Dr. Livingston never once lost hope in the five-month ordeal, but fears too many of his son’s doctors and nurses did. “If anything, the doctors were afraid to be hopeful,” he says. “But it wasn’t helpful to us to see them dragging in on rounds like funeral directors.”
That was in 1992. Since then, Hopkins has taken many strides to give better care to its dying patients, and especially its young ones. “Sometimes people think that when we start speaking about palliative care it means we’ve given up hope,” says Dr. Cynda Rushton, Johns Hopkins associate professor of nursing and Program Director of Harriet Lane Compassionate Care, Hopkins’ pediatric palliative care program. “But instead of focusing on the death, we want to help them to live as well as they can, for as long as possible.”
In the fall of 2004, Rushton and her colleagues brought together more than 40 healthcare professionals and parents who have lost their children at the Maryland Pediatric Care Summit at the SON. A detailed report of the Summit, which tackled problems noted in both Hopkins patient surveys and national data, was published this September. The participants discussed making palliative care more family-centered, improving systems of care and education, and changing state financing guidelines so families don’t have to choose between end-of-life treatments and skilled nursing. Also discussed was the construction of a new Children’s Center, with all private rooms, to give healing spaces for families to gather while a child is dying.
Some problems are specific to children. In order to receive hospice services, for instance, patients have to be expected to die within a six-month time period. But as Rushton explains, “children’s diseases are usually not that predictable.” This regulatory barrier prevents some families from receiving the benefits of hospice until close to the child’s death. Ideally, Rushton says these specialized services could be integrated with curative treatments from the time of diagnosis.

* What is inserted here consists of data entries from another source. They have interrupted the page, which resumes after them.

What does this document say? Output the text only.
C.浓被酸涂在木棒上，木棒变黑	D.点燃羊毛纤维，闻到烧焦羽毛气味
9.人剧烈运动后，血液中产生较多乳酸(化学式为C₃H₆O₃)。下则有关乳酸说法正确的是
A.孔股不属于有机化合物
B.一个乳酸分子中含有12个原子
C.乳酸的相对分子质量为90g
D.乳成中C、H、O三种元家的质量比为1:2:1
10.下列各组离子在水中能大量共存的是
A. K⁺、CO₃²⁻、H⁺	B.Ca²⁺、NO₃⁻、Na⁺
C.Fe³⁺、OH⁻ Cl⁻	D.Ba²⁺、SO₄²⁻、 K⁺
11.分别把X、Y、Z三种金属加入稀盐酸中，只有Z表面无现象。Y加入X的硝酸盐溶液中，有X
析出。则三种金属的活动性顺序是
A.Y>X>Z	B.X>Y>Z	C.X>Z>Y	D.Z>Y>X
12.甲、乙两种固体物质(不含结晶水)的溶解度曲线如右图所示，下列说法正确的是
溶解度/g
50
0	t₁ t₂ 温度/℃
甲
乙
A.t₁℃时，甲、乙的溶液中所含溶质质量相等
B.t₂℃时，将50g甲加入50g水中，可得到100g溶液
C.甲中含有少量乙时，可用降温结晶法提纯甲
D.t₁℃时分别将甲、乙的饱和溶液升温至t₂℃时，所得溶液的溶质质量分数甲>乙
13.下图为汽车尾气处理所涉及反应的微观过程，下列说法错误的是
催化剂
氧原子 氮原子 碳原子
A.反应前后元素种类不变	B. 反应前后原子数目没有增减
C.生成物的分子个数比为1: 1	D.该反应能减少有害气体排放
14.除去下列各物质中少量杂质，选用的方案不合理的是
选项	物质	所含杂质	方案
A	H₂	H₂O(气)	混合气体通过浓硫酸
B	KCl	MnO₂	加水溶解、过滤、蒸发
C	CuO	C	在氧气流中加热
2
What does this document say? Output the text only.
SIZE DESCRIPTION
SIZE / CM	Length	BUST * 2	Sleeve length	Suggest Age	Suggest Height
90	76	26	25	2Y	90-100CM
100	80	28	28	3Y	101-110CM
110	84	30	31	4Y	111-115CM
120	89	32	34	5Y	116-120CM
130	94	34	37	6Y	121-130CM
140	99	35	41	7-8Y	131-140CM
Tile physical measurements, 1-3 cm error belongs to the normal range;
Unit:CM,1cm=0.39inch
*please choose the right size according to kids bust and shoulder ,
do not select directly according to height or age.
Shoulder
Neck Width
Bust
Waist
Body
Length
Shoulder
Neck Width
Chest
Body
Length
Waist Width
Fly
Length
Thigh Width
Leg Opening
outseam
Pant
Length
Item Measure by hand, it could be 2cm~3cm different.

The most noticeable progress at Hopkins has been educating doctors and nurses in compassionate communication and decision making. “Everybody involved in the child’s treatment has a responsibility to have these skills,” Rushton says. To this end, on March 12-14 the Children’s Center will co-sponsor an intensive training program for professionals, focusing on how healthcare providers can work together with parents in these emotionally draining situations.
Dr. Livingston agrees this caregiver education is desperately needed, as the pessimism of even one individual can make the entire experience more painful. “We had one nurse in the PICU who actually told us: ‘if I thought of them as children I couldn’t work here,’” he says, “but then we had other nurses who wept with us.”
“Those who work everyday with dying kids just need more help in the way of training,” he says, “to know what things work with parents and what don’t.” Indeed, with the continued efforts at Hopkins to improve the quality of palliative care, dying children and their families may soon feel the hope of spring.